Le département du Nord veut supprimer le RSA après deux refus d’emploi dès janvier 2019

Le conseil départemental du Nord a annoncé qu’il voulait mettre en place la suppression du RSA pour les allocataires refusant deux offres. Une mesure dans la directe lignée du plan pauvreté annoncé il y a quelques jours par Macron, prévoyant précisément la généralisation de cette disposition. Le Nord, à l’avant-garde de la pénalisation du chômage et de la pauvreté…

Depuis plusieurs années déjà, le département du Nord est précurseur en termes d’attaques contre les chômeurs et les précaires. En 2016 déjà, le président du département, Jean-René Lecerf, avait commencé à s’en prendre aux allocataires du RSA, en appliquant des sanctions à ceux qui n’étaient pas inscrits à Pole Emploi. A l’époque 25 000 personnes avaient été touchées par des sanctions, allant de la retenue de 100 euros à une suppression totale de leur RSA. Une mesure plongeant dans la misère et le dénuement des personnes vivant déjà avec à peine ce qu’il faut pour pouvoir vivre décemment. D’autant plus quand on sait que les radiations de Pole emploi sont fréquentes : un rendez-vous raté et vous voilà parfois suspendu de Pole emploi. Et obtenir des rendez-vous est bien difficile à l’heure où le gouvernement a supprimé des milliers d’emplois au sein même de l’organisme. C’est ce dont témoignait un allocataire du RSA dans une lettre ouverte à Emmanuel Macron, publiée il y a quelques mois dans Révolution Permanente :

« Chômeur, vous ne le savez peut-être pas dans votre château mais c’est un boulot à plein temps. On enchaîne des petits boulots précaires, qui ont tous des statuts différents. Un employeur ne veut vous employer qu’en CDD de très courte durée, un autre n’accepte qu’avec un statut d’auto-entrepreneur… Á chacun de ces changements, il faut le signaler à la CAF, à Pôle Emploi, à la Sécurité Sociale… Récemment, le Conseil départemental m’a écrit pour me menacer de suspendre mon RSA si je ne parvenais pas à avoir un rendez-vous à Pôle Emploi pour actualiser mon Projet Personnalisé d’Accompagnement à l’Emploi (PPAE). Malgré plusieurs relances, je ne parviens pas à obtenir un rendez-vous à Pôle Emploi. Peut-être que c’est à cause des milliers d’emplois que vous avez supprimé à Pôle Emploi que ma conseillère est surchargée de travail et n’a pas le temps de m’accorder un rendez-vous. Un agent de la CAF est venu le mois dernier à mon domicile pour vérifier que je vivais seul, pour contrôler mes comptes en banque et être sûr que je n’ai vraiment pas d’argent. »

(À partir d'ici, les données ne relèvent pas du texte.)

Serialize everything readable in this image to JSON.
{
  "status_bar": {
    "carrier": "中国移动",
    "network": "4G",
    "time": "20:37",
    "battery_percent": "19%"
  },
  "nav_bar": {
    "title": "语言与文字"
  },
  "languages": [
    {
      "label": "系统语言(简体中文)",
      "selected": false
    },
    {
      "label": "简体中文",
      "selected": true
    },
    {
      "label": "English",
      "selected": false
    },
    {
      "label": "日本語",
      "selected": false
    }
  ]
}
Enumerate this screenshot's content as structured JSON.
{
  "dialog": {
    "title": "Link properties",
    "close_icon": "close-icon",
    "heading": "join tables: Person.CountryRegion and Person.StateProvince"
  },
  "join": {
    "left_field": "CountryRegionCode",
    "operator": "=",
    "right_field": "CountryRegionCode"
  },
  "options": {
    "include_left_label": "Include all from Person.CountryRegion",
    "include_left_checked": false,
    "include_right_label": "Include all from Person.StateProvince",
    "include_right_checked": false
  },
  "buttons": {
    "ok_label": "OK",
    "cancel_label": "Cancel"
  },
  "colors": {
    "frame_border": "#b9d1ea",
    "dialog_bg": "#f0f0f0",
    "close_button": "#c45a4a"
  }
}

Deux ans plus tard le département va plus loin avec cette mesure qui pourrait prendre effet dès le 1er janvier 2019. « Nous avons des emplois en très grand nombre, mais nous n’arrivons pas à trouver suffisamment de personnes » s’indigne le président du département. Une affirmation qui laisse songeur. Au premier trimestre 2018 l’INSEE estimait le taux de chômage dans le département du Nord [à 12,3 %]->https://www.insee.fr/fr/statistiques/2012804], le classant parmi les records des plus forts taux de chômage de toute la France.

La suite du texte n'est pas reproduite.